There was a good ambiance at the summit, with lots of people milling around, a couple of cafes and sweet shops - plus the big steel statues of bicycles in the Tour de France jersey colours - I'd seen these in various photos and during the TdF coverage. It was impressive to actually see them for real.
The sun was definitely shining here too, as our man at Pau airport had rightly predicted.

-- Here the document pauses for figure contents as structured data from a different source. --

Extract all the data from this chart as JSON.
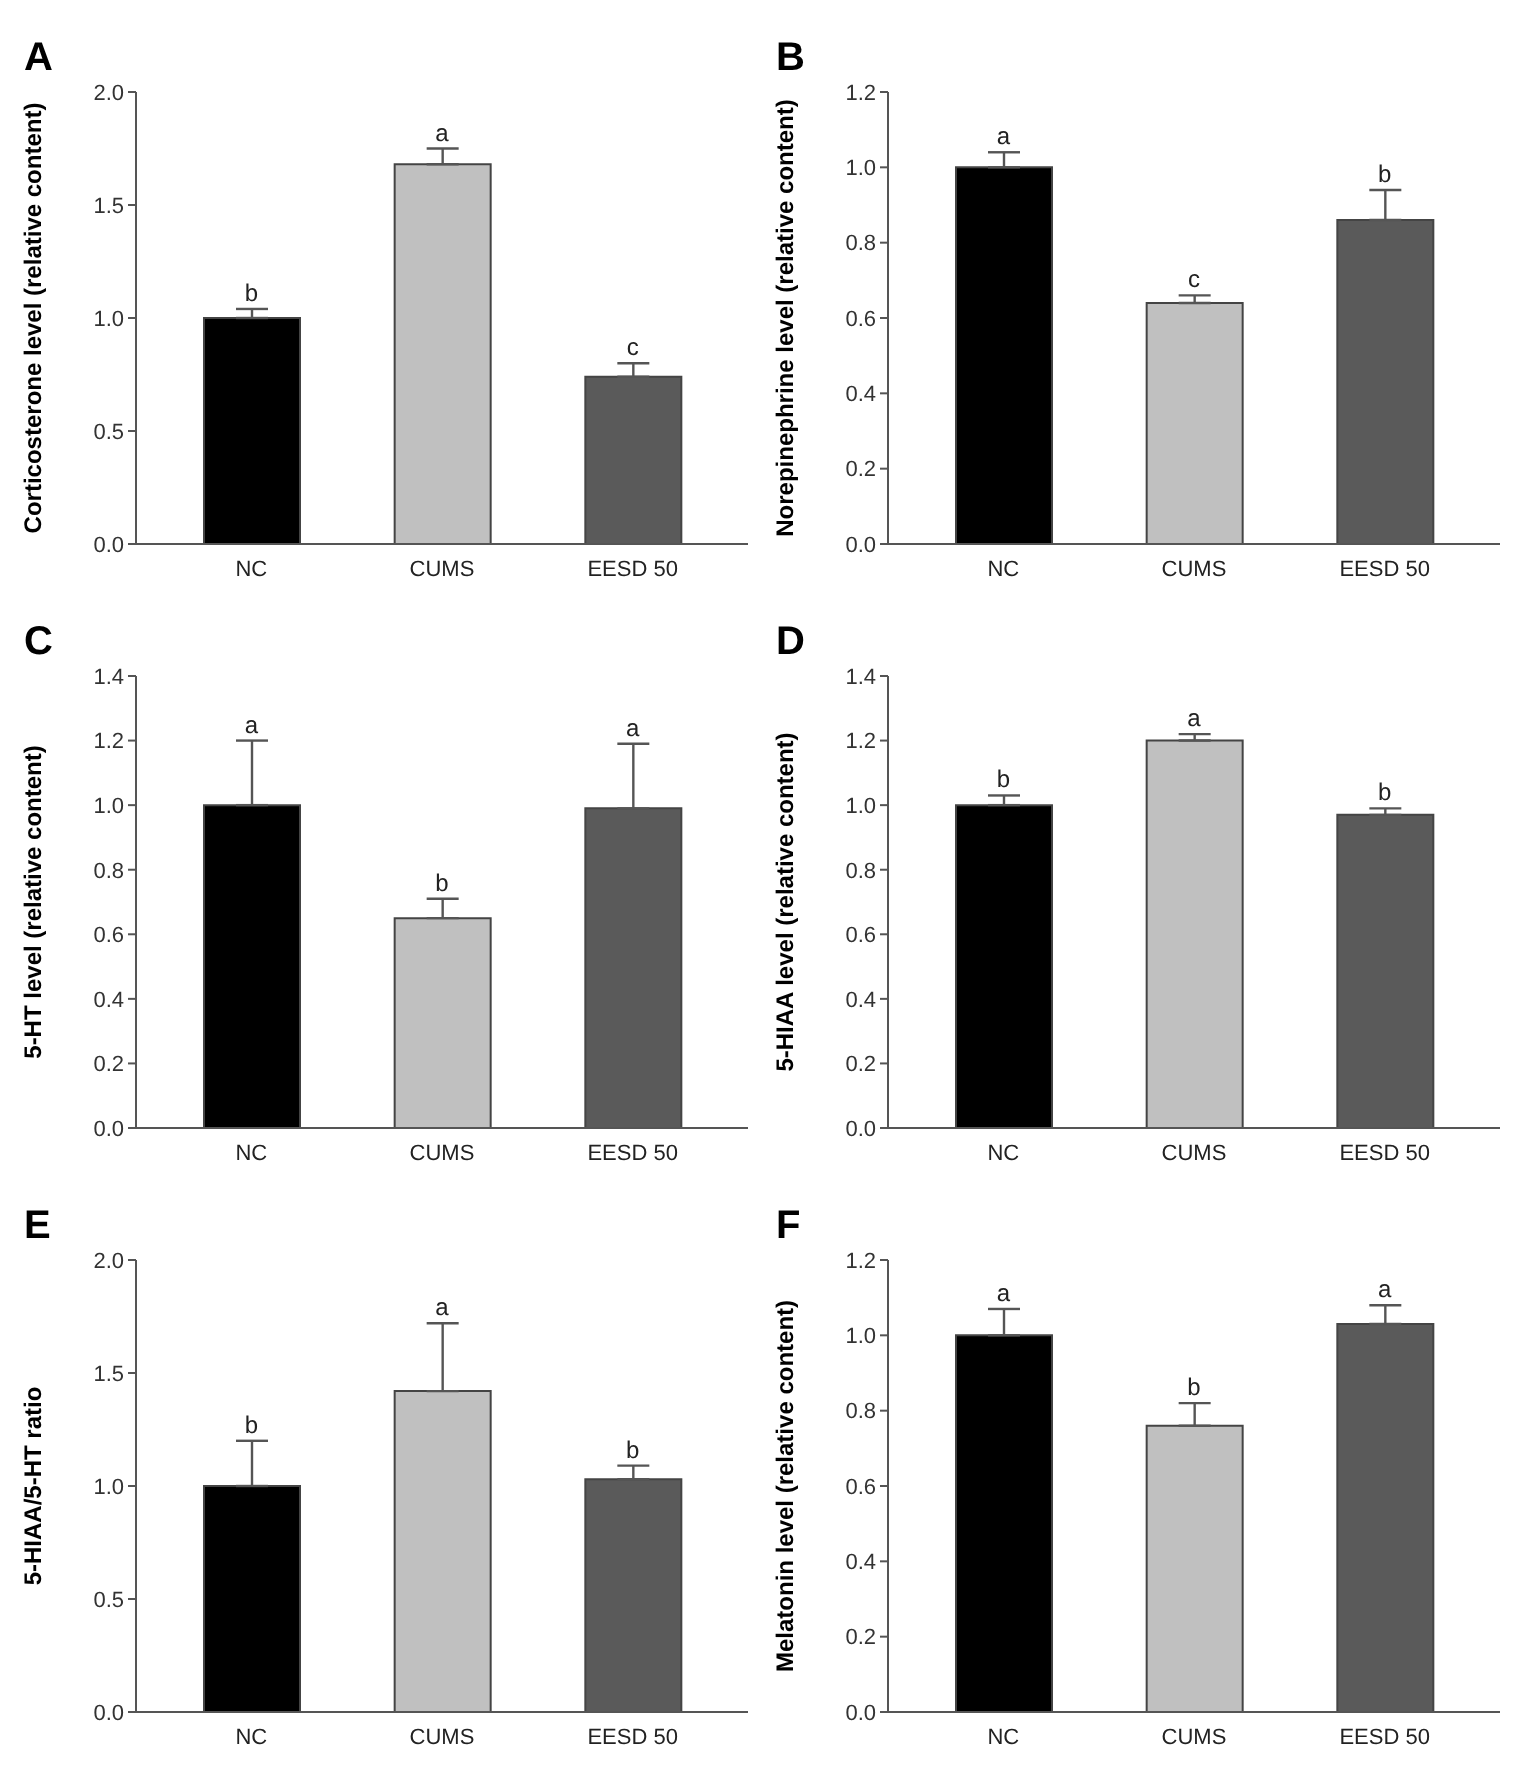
{
  "chart_data": [
    {
      "type": "bar",
      "title": "A",
      "ylabel": "Corticosterone level (relative content)",
      "categories": [
        "NC",
        "CUMS",
        "EESD 50"
      ],
      "values": [
        1.0,
        1.68,
        0.74
      ],
      "errors": [
        [
          1.0,
          1.04
        ],
        [
          1.68,
          1.75
        ],
        [
          0.74,
          0.8
        ]
      ],
      "colors": [
        "#000000",
        "#c0c0c0",
        "#5a5a5a"
      ],
      "ylim": [
        0,
        2
      ],
      "yticks": [
        {
          "value": 0,
          "label": "0.0"
        },
        {
          "value": 0.5,
          "label": "0.5"
        },
        {
          "value": 1,
          "label": "1.0"
        },
        {
          "value": 1.5,
          "label": "1.5"
        },
        {
          "value": 2,
          "label": "2.0"
        }
      ],
      "grid": false,
      "legend": false,
      "annotations": [
        {
          "text": "b",
          "x": "NC",
          "y": 1.04
        },
        {
          "text": "a",
          "x": "CUMS",
          "y": 1.75
        },
        {
          "text": "c",
          "x": "EESD 50",
          "y": 0.8
        }
      ]
    },
    {
      "type": "bar",
      "title": "B",
      "ylabel": "Norepinephrine level (relative content)",
      "categories": [
        "NC",
        "CUMS",
        "EESD 50"
      ],
      "values": [
        1.0,
        0.64,
        0.86
      ],
      "errors": [
        [
          1.0,
          1.04
        ],
        [
          0.64,
          0.66
        ],
        [
          0.86,
          0.94
        ]
      ],
      "colors": [
        "#000000",
        "#c0c0c0",
        "#5a5a5a"
      ],
      "ylim": [
        0,
        1.2
      ],
      "yticks": [
        {
          "value": 0,
          "label": "0.0"
        },
        0.2,
        0.4,
        0.6,
        0.8,
        {
          "value": 1,
          "label": "1.0"
        },
        1.2
      ],
      "grid": false,
      "legend": false,
      "annotations": [
        {
          "text": "a",
          "x": "NC",
          "y": 1.04
        },
        {
          "text": "c",
          "x": "CUMS",
          "y": 0.66
        },
        {
          "text": "b",
          "x": "EESD 50",
          "y": 0.94
        }
      ]
    },
    {
      "type": "bar",
      "title": "C",
      "ylabel": "5-HT level (relative content)",
      "categories": [
        "NC",
        "CUMS",
        "EESD 50"
      ],
      "values": [
        1.0,
        0.65,
        0.99
      ],
      "errors": [
        [
          1.0,
          1.2
        ],
        [
          0.65,
          0.71
        ],
        [
          0.99,
          1.19
        ]
      ],
      "colors": [
        "#000000",
        "#c0c0c0",
        "#5a5a5a"
      ],
      "ylim": [
        0,
        1.4
      ],
      "yticks": [
        {
          "value": 0,
          "label": "0.0"
        },
        0.2,
        0.4,
        0.6,
        0.8,
        {
          "value": 1,
          "label": "1.0"
        },
        1.2,
        1.4
      ],
      "grid": false,
      "legend": false,
      "annotations": [
        {
          "text": "a",
          "x": "NC",
          "y": 1.2
        },
        {
          "text": "b",
          "x": "CUMS",
          "y": 0.71
        },
        {
          "text": "a",
          "x": "EESD 50",
          "y": 1.19
        }
      ]
    },
    {
      "type": "bar",
      "title": "D",
      "ylabel": "5-HIAA level (relative content)",
      "categories": [
        "NC",
        "CUMS",
        "EESD 50"
      ],
      "values": [
        1.0,
        1.2,
        0.97
      ],
      "errors": [
        [
          1.0,
          1.03
        ],
        [
          1.2,
          1.22
        ],
        [
          0.97,
          0.99
        ]
      ],
      "colors": [
        "#000000",
        "#c0c0c0",
        "#5a5a5a"
      ],
      "ylim": [
        0,
        1.4
      ],
      "yticks": [
        {
          "value": 0,
          "label": "0.0"
        },
        0.2,
        0.4,
        0.6,
        0.8,
        {
          "value": 1,
          "label": "1.0"
        },
        1.2,
        1.4
      ],
      "grid": false,
      "legend": false,
      "annotations": [
        {
          "text": "b",
          "x": "NC",
          "y": 1.03
        },
        {
          "text": "a",
          "x": "CUMS",
          "y": 1.22
        },
        {
          "text": "b",
          "x": "EESD 50",
          "y": 0.99
        }
      ]
    },
    {
      "type": "bar",
      "title": "E",
      "ylabel": "5-HIAA/5-HT ratio",
      "categories": [
        "NC",
        "CUMS",
        "EESD 50"
      ],
      "values": [
        1.0,
        1.42,
        1.03
      ],
      "errors": [
        [
          1.0,
          1.2
        ],
        [
          1.42,
          1.72
        ],
        [
          1.03,
          1.09
        ]
      ],
      "colors": [
        "#000000",
        "#c0c0c0",
        "#5a5a5a"
      ],
      "ylim": [
        0,
        2
      ],
      "yticks": [
        {
          "value": 0,
          "label": "0.0"
        },
        0.5,
        {
          "value": 1,
          "label": "1.0"
        },
        1.5,
        {
          "value": 2,
          "label": "2.0"
        }
      ],
      "grid": false,
      "legend": false,
      "annotations": [
        {
          "text": "b",
          "x": "NC",
          "y": 1.2
        },
        {
          "text": "a",
          "x": "CUMS",
          "y": 1.72
        },
        {
          "text": "b",
          "x": "EESD 50",
          "y": 1.09
        }
      ]
    },
    {
      "type": "bar",
      "title": "F",
      "ylabel": "Melatonin level (relative content)",
      "categories": [
        "NC",
        "CUMS",
        "EESD 50"
      ],
      "values": [
        1.0,
        0.76,
        1.03
      ],
      "errors": [
        [
          1.0,
          1.07
        ],
        [
          0.76,
          0.82
        ],
        [
          1.03,
          1.08
        ]
      ],
      "colors": [
        "#000000",
        "#c0c0c0",
        "#5a5a5a"
      ],
      "ylim": [
        0,
        1.2
      ],
      "yticks": [
        {
          "value": 0,
          "label": "0.0"
        },
        0.2,
        0.4,
        0.6,
        0.8,
        {
          "value": 1,
          "label": "1.0"
        },
        1.2
      ],
      "grid": false,
      "legend": false,
      "annotations": [
        {
          "text": "a",
          "x": "NC",
          "y": 1.07
        },
        {
          "text": "b",
          "x": "CUMS",
          "y": 0.82
        },
        {
          "text": "a",
          "x": "EESD 50",
          "y": 1.08
        }
      ]
    }
  ]
}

After a break we then continued on - a short descent, followed by a climb up the col de Soulour. This was hardly noticeable - just 2km at about 3%. We then paused very briefly for another photo opportunity before continuing the long descent towards Argeles-Gazost.


CHANGE OF PLAN


It was only on reaching here that I realised how much time we'd wasted. It was mid afternoon, and we were supposed to have been going over to Sainte Marie de Campan that day - only 30miles away, but it would involve the small matter of an 18km climb up Tourmalet. We also needed to re-stock on food supplies - not so straightforward on a Sunday.

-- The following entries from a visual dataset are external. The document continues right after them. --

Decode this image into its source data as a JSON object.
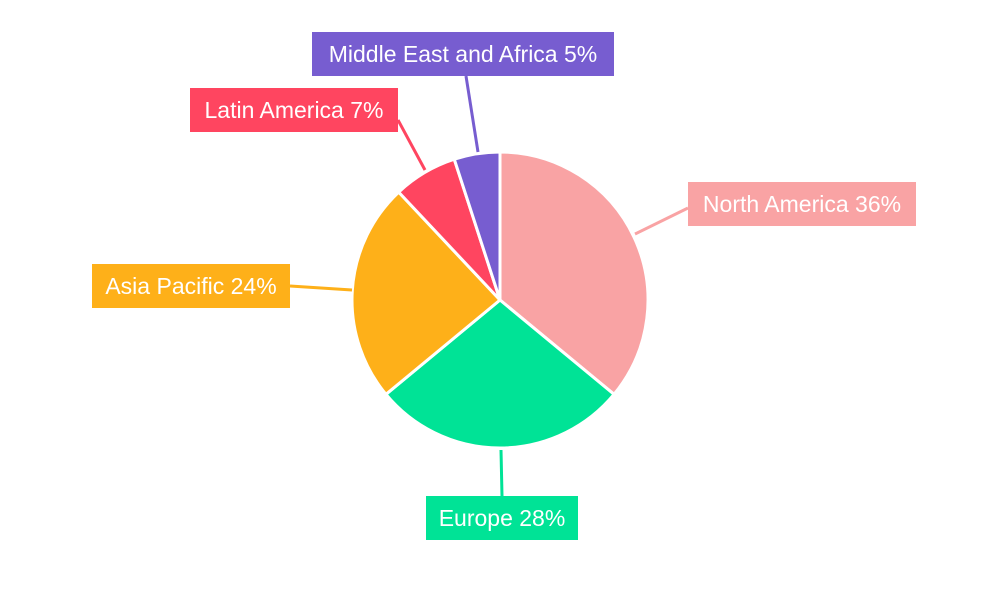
{
  "chart_data": {
    "type": "pie",
    "title": "",
    "start_angle": "top, clockwise",
    "legend": "none",
    "slices": [
      {
        "label": "North America",
        "value": 36,
        "display": "North America 36%",
        "color": "#F9A3A4"
      },
      {
        "label": "Europe",
        "value": 28,
        "display": "Europe 28%",
        "color": "#00E396"
      },
      {
        "label": "Asia Pacific",
        "value": 24,
        "display": "Asia Pacific 24%",
        "color": "#FEB019"
      },
      {
        "label": "Latin America",
        "value": 7,
        "display": "Latin America 7%",
        "color": "#FF4560"
      },
      {
        "label": "Middle East and Africa",
        "value": 5,
        "display": "Middle East and Africa 5%",
        "color": "#775DD0"
      }
    ]
  }
}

After a bit of a discussion, with Stan fearing that we would fall behind on our schedule and me trying to reassure him otherwise, we decided we would just head on as far as the foot of the Tourmalet and end our ride there.

As we had more leisure time on our hands, we made the most of the pleasant bar in the main square of Argeles Gazost and sampled the local brew. Other customers nearby were quite intrigued to hear about our adventure. The said it was tiring enough doing these roads by car ! One thing I did note was the fact that we'd been lucky weatherwise. Many holidaymakers said they were making the most of the weekend after having had a week of wall to wall rain. So it wasn't just London that had had a lousy summer.


At the end of the afternoon we then made the 10mile trip over to Luz St Sauveur. This was quite a buzzing town, with lots of activity going on. We easily found ourselves a hotel in a quiet square.
We knew it was going to be an early night for us though, as we would have to do Tourmalet plus the other scheduled classic cols. We had a long day in stall.